Singhal Karan, Tu Tao, Gottweis Juraj, Sayres Rory, Wulczyn Ellery, Amin Mohamed, Hou Le, Clark Kevin, Pfohl Stephen R, Cole-Lewis Heather, Neal Darlene, Rashid Qazi Mamunur, Schaekermann Mike, Wang Amy, Dash Dev, Chen Jonathan H, Shah Nigam H, Lachgar Sami, Mansfield Philip Andrew, Prakash Sushant, Green Bradley, Dominowska Ewa, Agüera Y Arcas Blaise, Tomašev Nenad, Liu Yun, Wong Renee, Semturs Christopher, Mahdavi S Sara, Barral Joelle K, Webster Dale R, Corrado Greg S, Matias Yossi, Azizi Shekoofeh, Karthikesalingam Alan, Natarajan Vivek
Google Research, Mountain View, CA, USA.
Google DeepMind, Mountain View, CA, USA.
Nat Med. 2025 Mar;31(3):943-950. doi: 10.1038/s41591-024-03423-7. Epub 2025 Jan 8.
Large language models (LLMs) have shown promise in medical question answering, with Med-PaLM being the first to exceed a 'passing' score in United States Medical Licensing Examination style questions. However, challenges remain in long-form medical question answering and handling real-world workflows. Here, we present Med-PaLM 2, which bridges these gaps with a combination of base LLM improvements, medical domain fine-tuning and new strategies for improving reasoning and grounding through ensemble refinement and chain of retrieval. Med-PaLM 2 scores up to 86.5% on the MedQA dataset, improving upon Med-PaLM by over 19%, and demonstrates dramatic performance increases across MedMCQA, PubMedQA and MMLU clinical topics datasets. Our detailed human evaluations framework shows that physicians prefer Med-PaLM 2 answers to those from other physicians on eight of nine clinical axes. Med-PaLM 2 also demonstrates significant improvements over its predecessor across all evaluation metrics, particularly on new adversarial datasets designed to probe LLM limitations (P < 0.001). In a pilot study using real-world medical questions, specialists preferred Med-PaLM 2 answers to generalist physician answers 65% of the time. While specialist answers were still preferred overall, both specialists and generalists rated Med-PaLM 2 to be as safe as physician answers, demonstrating its growing potential in real-world medical applications.
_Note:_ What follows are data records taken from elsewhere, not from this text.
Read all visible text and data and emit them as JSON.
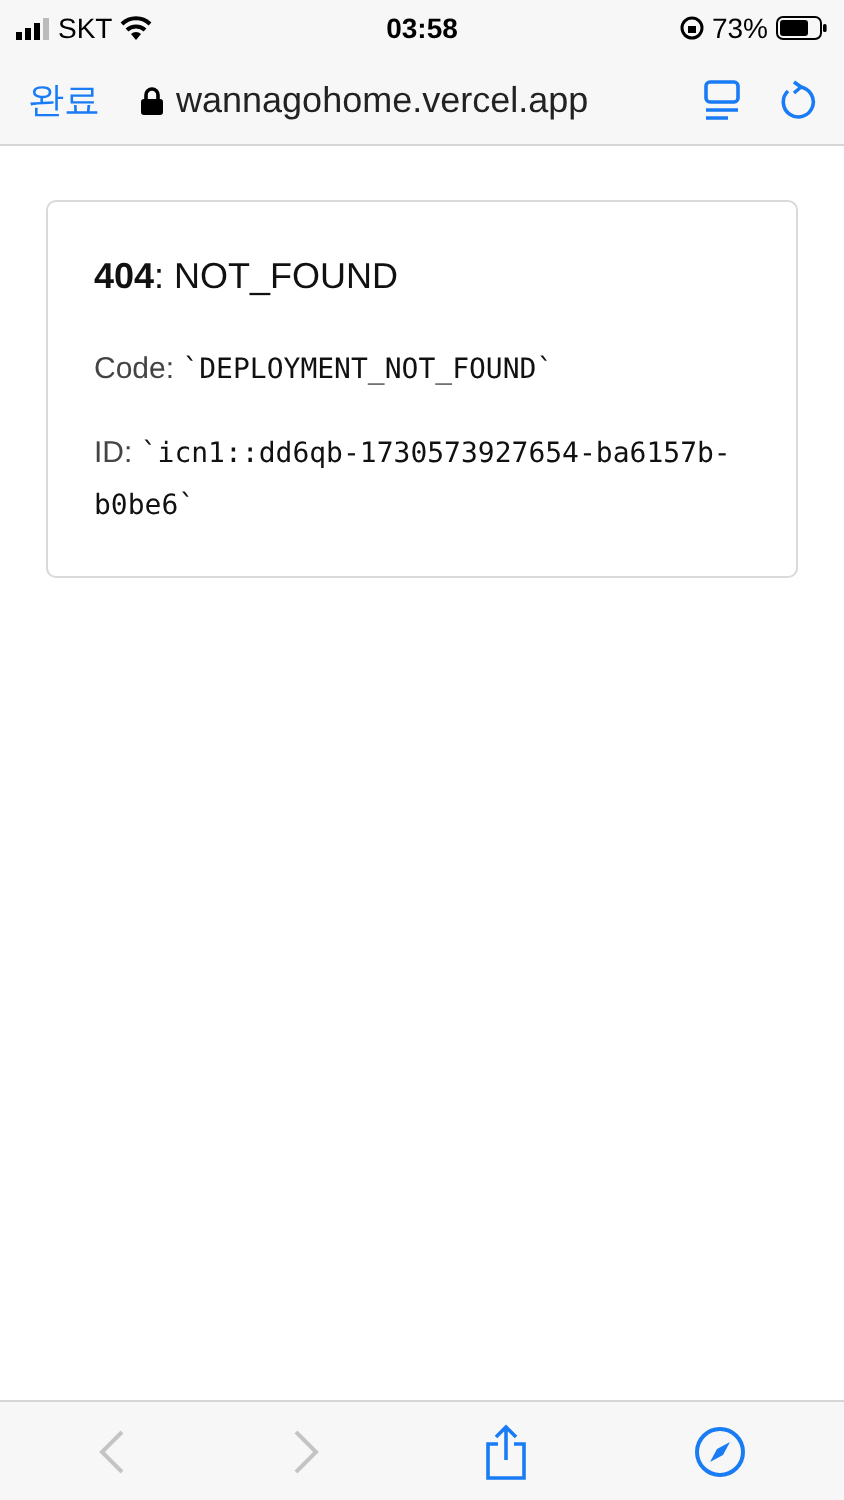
{
  "status_bar": {
    "carrier": "SKT",
    "time": "03:58",
    "battery": "73%"
  },
  "browser_bar": {
    "done": "완료",
    "url": "wannagohome.vercel.app"
  },
  "error": {
    "code_number": "404",
    "title": ": NOT_FOUND",
    "lines": [
      {
        "label": "Code: ",
        "value": "`DEPLOYMENT_NOT_FOUND`"
      },
      {
        "label": "ID: ",
        "value": "`icn1::dd6qb-1730573927654-ba6157b-b0be6`"
      }
    ]
  },
  "toolbar": {
    "back": {
      "disabled": true
    },
    "forward": {
      "disabled": true
    }
  }
}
大语言模型(LLMs)在医学问答方面已展现出潜力,Med-PaLM是首个在美国医学执照考试风格问题中获得“及格”分数的模型。然而,在长篇医学问答和处理现实世界工作流程方面仍存在挑战。在此,我们展示了Med-PaLM 2,它通过基础大语言模型改进、医学领域微调以及通过集成优化和检索链改进推理与基础的新策略相结合,弥合了这些差距。Med-PaLM 2在MedQA数据集上的得分高达86.5%,比Med-PaLM提高了超过19%,并在MedMCQA、PubMedQA和MMLU临床主题数据集上展现出显著的性能提升。我们详细的人工评估框架表明,在九个临床维度中的八个维度上,医生更喜欢Med-PaLM 2的答案而非其他医生的答案。Med-PaLM 2在所有评估指标上也比其前身有显著改进,特别是在旨在探究大语言模型局限性的新对抗性数据集上(P < 0.001)。在一项使用现实世界医学问题的试点研究中,专家在65%的情况下更喜欢Med-PaLM 2的答案而非全科医生的答案。虽然总体上专家的答案仍然更受青睐,但专家和全科医生都认为Med-PaLM 2与医生的答案一样安全,这表明其在现实世界医学应用中的潜力不断增长。